Leveraging the knowledge from the phase A and B of this course (and optionally the advanced techniques from the phase C), we will develop and deploy a multi-functional AI API server in our mini project.

Outcome

The outcome of the project is an AI API server (similar to the one we implemented in module 3), deployed on a machine other than your personal PC. A client program that can interact with the server should also be included.

Necessary Requirements

Implementation of the API Server

The API server should have more than one route (a.k.a. API endpoint). You have the flexibility to plan the functionality of these routes. Note that at least one of them should incorporate “AI functionality”, either image or language-related. Examples include:

  • One route <domain>/v1/image_classify for image classification and another route <domain>/v1/conversation for LLM-powered natural language conversation
  • Multiple versions <domain>/v1/image_classify and <domain>/v2/image_classify providing different sets of functionality
  • Utility routes like <domain>/v1/model for listing available AI models

For API framework, although we have only learned FastAPI in this course, you have the freedom to use other frameworks (e.g., Flask, Django, or even programming languages other than Python) if you want.

For the AI model powering the AI functionality, you can totally use off-the-shelf models from HuggingFace, the model you prepared for other courses, or elsewhere; this is not the focus of this mini project.

You are free to use libraries, ask AI for help, or even reference to the code I included in the blog post. But you shouldn’t directly copy and paste any code (implemented by others or AI) without any modification, especially if you have no idea of the meaning of the code. In other words, I am not against reuse of existing tools and code since it is a common practice in software development, but you have to ensure that you understand your implementation.

Deployment of the API Server

In general, you can deploy the API server on any machine as long as it is not the same machine the client program is going to run on. The actual purpose of this requirement is the client program and the server should live in different host environments so the knowledge of interaction through network is required. In practice you can interpret this requirement quite flexibly, below is a list of examples that are all accepted:

  • You run the server on your personal computer, and run the client on your colleague/friend’s personal computer
  • You have two personal computers, with one of them running the server and another one running the client
  • You run the server on a Raspberry Pi/NVIDIA Jetson, and run the client on your personal computer, or reversely
  • You run the server on a cloud computer, and run the client on your personal computer, or reversely
  • You run both server and client on the same physical machine, but they are in different host environments: one of them is in a virtual machine or each is in a different virtual machine

The server should be deployed using containerization technique we learned in module 5. In other words, you shouldn’t run the server program directly on the host environment of the machine. You have the freedom to use container frameworks other than Docker (e.g., Podman).

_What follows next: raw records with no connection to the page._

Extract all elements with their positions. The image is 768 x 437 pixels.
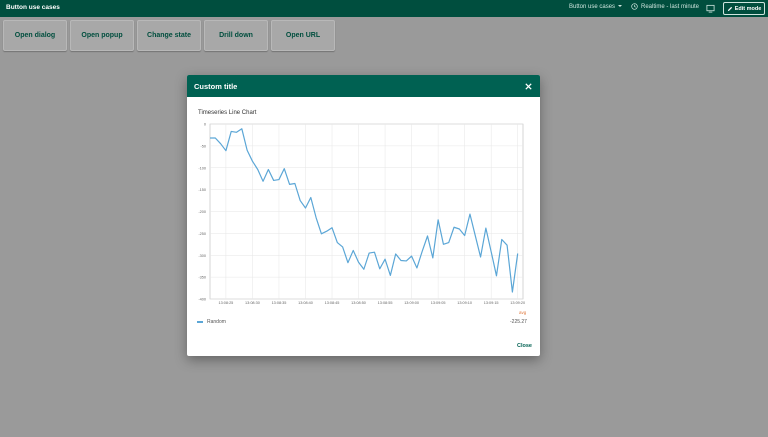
open-dialog-button[interactable]: Open dialog [3, 20, 67, 51]
y-tick-label: -50 [201, 144, 207, 148]
edit-mode-label: Edit mode [734, 5, 762, 12]
y-tick-label: -400 [198, 298, 206, 302]
close-button[interactable]: Close [517, 343, 532, 349]
y-tick-label: -350 [198, 276, 206, 280]
x-tick-label: 13:09:05 [431, 301, 446, 305]
y-tick-label: -200 [198, 210, 206, 214]
action-button-row: Open dialog Open popup Change state Dril… [3, 20, 335, 51]
x-tick-label: 13:08:40 [298, 301, 313, 305]
x-tick-label: 13:09:00 [404, 301, 419, 305]
timewindow-button[interactable]: Realtime - last minute [631, 3, 699, 10]
x-tick-label: 13:09:10 [457, 301, 472, 305]
top-bar: Button use cases Button use cases Realti… [0, 0, 768, 17]
legend-avg-value: -225.27 [510, 319, 527, 325]
change-state-button[interactable]: Change state [137, 20, 201, 51]
y-tick-label: -300 [198, 254, 206, 258]
legend-series-name: Random [207, 319, 226, 325]
dashboard-title: Button use cases [6, 4, 60, 11]
x-tick-label: 13:08:25 [219, 301, 234, 305]
legend-swatch [197, 321, 203, 323]
x-tick-label: 13:09:20 [510, 301, 525, 305]
y-tick-label: -100 [198, 166, 206, 170]
x-tick-label: 13:08:50 [351, 301, 366, 305]
fullscreen-icon[interactable] [706, 4, 715, 13]
clock-icon [631, 3, 638, 10]
x-tick-label: 13:08:30 [245, 301, 260, 305]
custom-dialog: Custom title Timeseries Line Chart 0 -50-… [187, 75, 540, 356]
x-tick-label: 13:08:45 [325, 301, 340, 305]
dashboard-select-label: Button use cases [569, 4, 616, 10]
legend-avg-header: avg [519, 310, 527, 315]
timeseries-line-chart: 0 -50 -100 -150 -200 -250 -300 -350 -400 13:08:25… [198, 123, 525, 306]
pencil-icon [727, 6, 732, 11]
series-line-random [210, 128, 519, 293]
caret-down-icon [618, 5, 623, 7]
edit-mode-button[interactable]: Edit mode [723, 2, 765, 15]
y-tick-label: 0 [204, 123, 206, 127]
x-tick-label: 13:08:35 [272, 301, 287, 305]
y-tick-label: -250 [198, 232, 206, 236]
open-url-button[interactable]: Open URL [271, 20, 335, 51]
y-tick-label: -150 [198, 188, 206, 192]
x-tick-label: 13:09:15 [484, 301, 499, 305]
timewindow-label: Realtime - last minute [641, 3, 700, 10]
legend-item[interactable]: Random [197, 319, 226, 325]
dashboard-select[interactable]: Button use cases [569, 4, 623, 10]
drill-down-button[interactable]: Drill down [204, 20, 268, 51]
open-popup-button[interactable]: Open popup [70, 20, 134, 51]
x-tick-label: 13:08:55 [378, 301, 393, 305]
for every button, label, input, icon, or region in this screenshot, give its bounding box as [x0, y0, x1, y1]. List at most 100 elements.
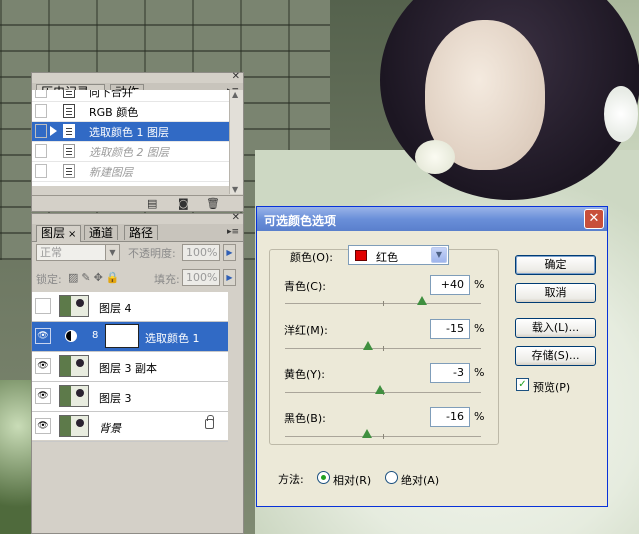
save-button[interactable]: 存储(S)...: [515, 346, 596, 366]
layer-row[interactable]: 👁 图层 3: [32, 382, 228, 412]
percent-label: %: [474, 410, 485, 423]
yellow-value-field[interactable]: -3: [430, 363, 470, 383]
dialog-title: 可选颜色选项: [264, 214, 337, 228]
colors-select[interactable]: 红色 ▼: [348, 245, 449, 265]
load-button[interactable]: 载入(L)...: [515, 318, 596, 338]
trash-icon[interactable]: 🗑: [206, 197, 220, 210]
history-state-arrow-icon[interactable]: [50, 126, 57, 136]
new-document-icon[interactable]: ▤: [147, 197, 157, 210]
magenta-value-field[interactable]: -15: [430, 319, 470, 339]
cancel-button[interactable]: 取消: [515, 283, 596, 303]
panel-menu-icon[interactable]: ▸≡: [227, 227, 239, 237]
layer-row-selected[interactable]: 👁 8 选取颜色 1: [32, 322, 228, 352]
adjustment-layer-icon: [65, 330, 77, 342]
fill-slider-arrow-icon[interactable]: ▶: [223, 269, 236, 286]
preview-checkbox[interactable]: ✓: [516, 378, 529, 391]
chevron-down-icon[interactable]: ▼: [431, 247, 447, 263]
close-icon[interactable]: ✕: [584, 209, 604, 229]
slider-thumb[interactable]: [362, 429, 373, 438]
history-step-icon: [63, 104, 75, 118]
lock-options-icons[interactable]: ▨✎✥🔒: [68, 271, 123, 284]
relative-radio[interactable]: [317, 471, 330, 484]
eye-icon[interactable]: 👁: [35, 418, 51, 434]
method-label: 方法:: [278, 473, 304, 486]
layer-row[interactable]: 👁 背景: [32, 412, 228, 442]
layers-tabs: 图层 × 通道 路径 ▸≡: [32, 224, 243, 242]
selective-color-dialog: 可选颜色选项 ✕ 颜色(O): 红色 ▼ 青色(C): +40 % 洋红(M):…: [256, 206, 608, 507]
layer-thumbnail: [59, 385, 89, 407]
eye-icon[interactable]: 👁: [35, 328, 51, 344]
preview-label: 预览(P): [533, 381, 571, 394]
tab-layers[interactable]: 图层 ×: [36, 225, 82, 242]
color-swatch: [355, 250, 367, 261]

Client Program and Interaction with the Server

You also should prepare a simple client program for validating that the server is functioning correctly. There is no strict requirement for any aspect of this client program, as long as it can demonstrate the functionality of the API server you deployed.

Tips

These are not strict requirements, but are aspects that you probably should consider to demonstrate your understanding of the knowledge covered in this course:

  • API endpoints design that adhere to the REST principle
  • API versioning considerations, even if you plan to only have v1 endpoints
  • Integration with databases in the API server for API key management
  • Leveraging the dedicated AI computing hardwares if the machine has any
  • Build the server container image with Dockerfile and proper layering

Optional Achievements

For folks who feel the above requirements are too easy, here are some examples of how you can incorporate advanced techniques into your mini project to amaze your classmates. You probably have even crazier ideas if you are really considering implementing these: the sky is the limit here.

  • Record per user usage and implement advanced rate limit algorithm for your API endpoints with AI functionalities
  • Leverage production-ready techniques we are going to learn in the last phase to: make your server highly-available (e.g., run on a cluster) or implement advanced deployment strategies
  • Make your server publicly available, by giving it a publicly accessible IP address, a domain, and proper SSL certificate
  • Make your API server a drop-in replacement of OpenAI/Anthropic’s API families by implementing multi-modal conversational APIs that can receive both natural language and image input and generate language output

I do want to note that, to keep it fair, incorporating these optional achievements in the project does not directly grant you a higher score than those who don’t. The purpose of the project is to reflect your understanding of the knowledge we covered in this course, and the course is scored based on the oral exam, not the project outcome directly.

Report

As you probably already know, you need to submit a report for this mini project. The format of the report is as follows.

3-4 pages, excluding references, containing:

  • Title and all authors
  • Introduction: a short problem analysis
  • Implementation: Explain important design and implementation choices of the API server and the client program
  • Deployment: Demonstrate the important steps of deploying the API server
  • Results: Evaluation of the API server’s functionality and your reflections
  • Conclusion

Submission

In the end, you should submit one .zip or .tar.gz (or other open file bundle formats) file containing:

  • The report in PDF format
  • All source code necessary to build the API server container, including the source code of the API server, the Dockerfile, among others if needed (e.g., requirements.txt)
  • Source code of the client program

One submission per group should be uploaded in DigitalExam no later than: December 4th 23:59, 2025 (Copenhagen time).